While the UK Government was locked in talks with the EU over fishing rights off our coast, a deal was also being sealed on another fishing wrangle… in Scotland’s canals.
Those taking part in the increasingly popular sport of magnet fishing have been given the all clear to continue following a ban on the hobby a few months ago.
Scottish Canals halted magnet fishing over concerns about health and safety and littering on canal pathways. Now the metal scavengers will soon be able to operate with a licence on the Caledonian, Crinan, Forth & Clyde, Union and Monkland canals provided they abide by new rules.
Official Magnet Fishing Scotland, a group of anglers who trawl canals for metal salvage, welcomed the news.
“The licence means we’re clear on what the health and safety rules are and ensuring we’re all taking our scrap away from the side of the canals,” said Calum Black, 19, of Official Magnet Fishing Scotland.
“It also means we agree that if we find anything historic we will contact Scottish Canals or Historic Environment Scotland to let them know. If we find a sword, for instance, we’ll let them have a look at it to see if it’s of interest to them.
“It’s great news, it means we can get back to cleaning up the waterways around Scotland.”
The burgeoning sport became a lockdown hit thanks to online videos and The Sunday Post joined one outing when a waterlogged pistol was hauled to the surface.
While groups adhere to rules on safety and cleaning canal banks after fishing expeditions, rogue fishermen put the activity into jeopardy.
“It was quite bad up at certain locations,” said Calum. “We had a charity event a couple of months ago before the ban and when we went to the location the side of the waterway was already covered in scrap metal and plastics. There were trolleys just lying abandoned.
“People don’t just use magnets, they’re using grappling hooks to dredge up what they can.
“We cleaned up all of that but you could see the mess some of the less careful magnet fishers were leaving.”
Magnet fishermen also have to apply for permission from Historic Environment Scotland to dredge Scotland’s canals – and a failure to do so could land them with a £50,000 fine.
“Magnet fishing is becoming more popular,” explained Calum. “During lockdown people have been at home looking for things to do and magnet fishing on YouTube is a big hit. That’s given people the idea to try it.
“I’ve found allsorts from safes to guns to grenades. Then there are the more every day objects like trolleys, bicycles and scooters.”

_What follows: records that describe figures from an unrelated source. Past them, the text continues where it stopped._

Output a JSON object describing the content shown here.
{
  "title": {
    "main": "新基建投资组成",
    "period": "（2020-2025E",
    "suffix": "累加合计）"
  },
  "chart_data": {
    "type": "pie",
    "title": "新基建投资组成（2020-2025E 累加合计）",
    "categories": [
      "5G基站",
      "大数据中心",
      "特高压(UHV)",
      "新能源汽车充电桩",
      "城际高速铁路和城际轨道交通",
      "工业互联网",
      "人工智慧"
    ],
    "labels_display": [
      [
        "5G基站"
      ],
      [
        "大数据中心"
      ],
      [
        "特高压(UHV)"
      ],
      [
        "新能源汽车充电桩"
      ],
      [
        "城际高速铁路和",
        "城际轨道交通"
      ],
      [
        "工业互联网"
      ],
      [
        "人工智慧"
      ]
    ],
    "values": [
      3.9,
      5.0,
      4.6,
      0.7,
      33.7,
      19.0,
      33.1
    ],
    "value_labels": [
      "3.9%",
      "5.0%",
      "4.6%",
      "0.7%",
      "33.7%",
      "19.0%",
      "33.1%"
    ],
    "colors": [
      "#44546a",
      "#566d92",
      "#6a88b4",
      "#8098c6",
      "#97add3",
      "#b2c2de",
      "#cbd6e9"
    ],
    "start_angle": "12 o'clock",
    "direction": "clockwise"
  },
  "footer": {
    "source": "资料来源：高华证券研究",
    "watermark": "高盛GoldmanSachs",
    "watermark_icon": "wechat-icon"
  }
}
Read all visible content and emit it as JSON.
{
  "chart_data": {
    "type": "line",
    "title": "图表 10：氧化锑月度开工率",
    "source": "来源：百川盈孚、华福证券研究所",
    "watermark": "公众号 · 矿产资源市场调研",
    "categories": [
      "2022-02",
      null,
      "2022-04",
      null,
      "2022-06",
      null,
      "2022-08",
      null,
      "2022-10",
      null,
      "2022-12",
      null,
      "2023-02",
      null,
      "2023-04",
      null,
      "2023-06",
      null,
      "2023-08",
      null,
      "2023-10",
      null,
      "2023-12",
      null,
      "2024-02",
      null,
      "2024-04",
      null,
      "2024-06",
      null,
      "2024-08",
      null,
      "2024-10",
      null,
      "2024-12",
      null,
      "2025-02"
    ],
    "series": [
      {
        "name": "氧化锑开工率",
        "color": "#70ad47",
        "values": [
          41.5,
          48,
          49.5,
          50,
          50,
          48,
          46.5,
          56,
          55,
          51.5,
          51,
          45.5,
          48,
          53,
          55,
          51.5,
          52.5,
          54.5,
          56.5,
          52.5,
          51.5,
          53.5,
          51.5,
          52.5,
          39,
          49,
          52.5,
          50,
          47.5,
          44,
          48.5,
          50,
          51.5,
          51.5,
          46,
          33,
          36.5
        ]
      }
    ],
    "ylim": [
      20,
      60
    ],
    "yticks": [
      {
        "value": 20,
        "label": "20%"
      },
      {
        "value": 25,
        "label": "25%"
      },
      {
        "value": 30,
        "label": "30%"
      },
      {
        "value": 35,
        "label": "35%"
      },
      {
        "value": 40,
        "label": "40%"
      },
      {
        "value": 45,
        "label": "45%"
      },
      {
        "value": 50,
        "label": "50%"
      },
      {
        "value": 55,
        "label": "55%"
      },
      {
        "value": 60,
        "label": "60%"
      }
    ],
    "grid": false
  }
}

A recent expedition saw Calum fish a backpack from the Water of Leith. “We opened it and found some books and a couple of ID cards,” he explained. “We managed to track the owner down on Facebook, she lived in the borders.
“I had a chat with her when we were returning her bag. She’d been in Edinburgh having lunch with a friend in a cafe when someone snatched her bag.
“She thought she’d lost it. That was 20 years ago, she was quite surprised to be reunited with it.
“I’ve found knives. Who knows, they might be murder weapons.”